Дорога множеством поворотов спускалась с откоса. Когда Мозес Гама заслонил глаза и посмотрел вперед, он увидел, что им навстречу движется другой отряд воинов. Их было гораздо больше, не менее пятисот. Как и отряд Мозеса, все они были в одежде своего племени, с султанами из перьев и меха на головах и с военными погремушками на руках и ногах. Оба отряда остановились у подножия откоса и смотрели друг на друга с расстояния в сто шагов, хотя продолжали петь, топать и размахивать оружием.

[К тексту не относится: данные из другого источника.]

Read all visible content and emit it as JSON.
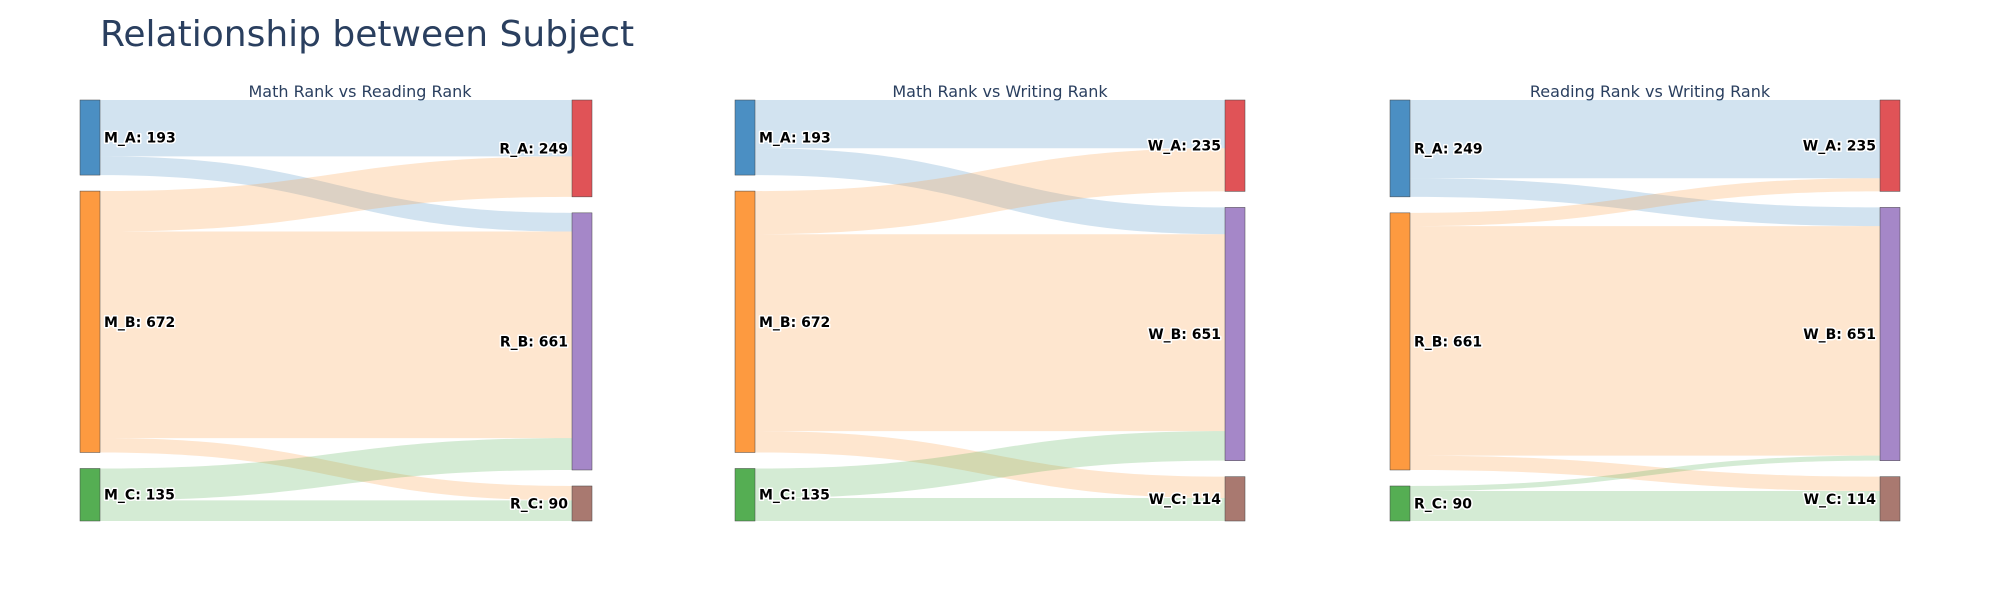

У всех зулусов были одинаковые щиты, покрытые пятнистой белой и шоколадно-коричневой коровьей шкурой, а на лбу у воинов, державших эти щиты, – полоски такой же кожи; их юбочки и султаны были из белоснежных коровьих хвостов. Выглядели зулусы воинственно и грозно – сплошь рослые мужчины с телами, блестевшими на солнце от пота, глаза их покраснели от пыли и возбуждения, а также от множества горшков с пивом, которые они успели осушить.

Глядя на них, Мозес чувствовал нервный холодок того ужаса, который на протяжении двухсот лет эти люди внушали остальным племенам Африки, и, чтобы подавить его, пел и топал так же громко, как окружавшие его «буйволы». В день своей свадьбы Мозес Гама отринул все манеры и обычаи запада и легко вернулся к своим африканским корням, его сердце билось в унисон с пульсом этого жестокого материка.